SHARE Do tornadoes only occur in North America?

Dear Cecil: I have never heard of a tornado occurring outside North America. Is this weather phenomenon unique to North America? Is this because only North America has mobile home parks which attract tornadoes? The straight dope, please. Dean, Dallas

930806.gif

Illustration by Slug Signorino

Cecil replies:

Cecil replies:

Silly boy. Tornadoes occur throughout the world. I have reports here of tornadoes from Moscow, Peshawar (Pakistan), even Vienna. But they do occur most frequently in North America, and in particular in the central plains of the U.S. Something like 700 tornadoes a year occur in the U.S.; Australia, with 200, is a distant second.

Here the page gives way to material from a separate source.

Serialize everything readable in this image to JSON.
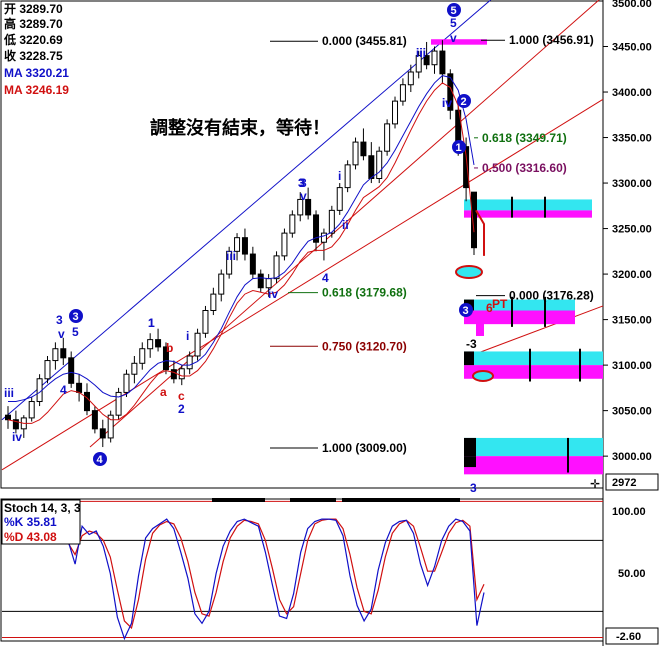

Roughly 90 percent of U.S. twisters occur in a 300-mile wide corridor extending from West Texas to Canada. That’s because conditions there are ideal for tornado formation. First you get warm, moist surface winds blowing up from the Gulf of Mexico, while cool high-altitude winds blow over the tops of the Rockies. This situation is inherently unstable because cool air wants to sink while warm air wants to rise. However, for reasons we need not delve into here, the mountain air causes a temperature inversion, which prevents the warm surface air from rising. It’s like clamping the lid on a pressure cooker. The surface weather systems build up a big head of steam until they break through the inversion, whereupon they shoot up to towering heights. This sets in motion the violent up- and downdrafts that lead, through circumstances still imperfectly understood, to the formation of more tornadoes than anywhere else in the world.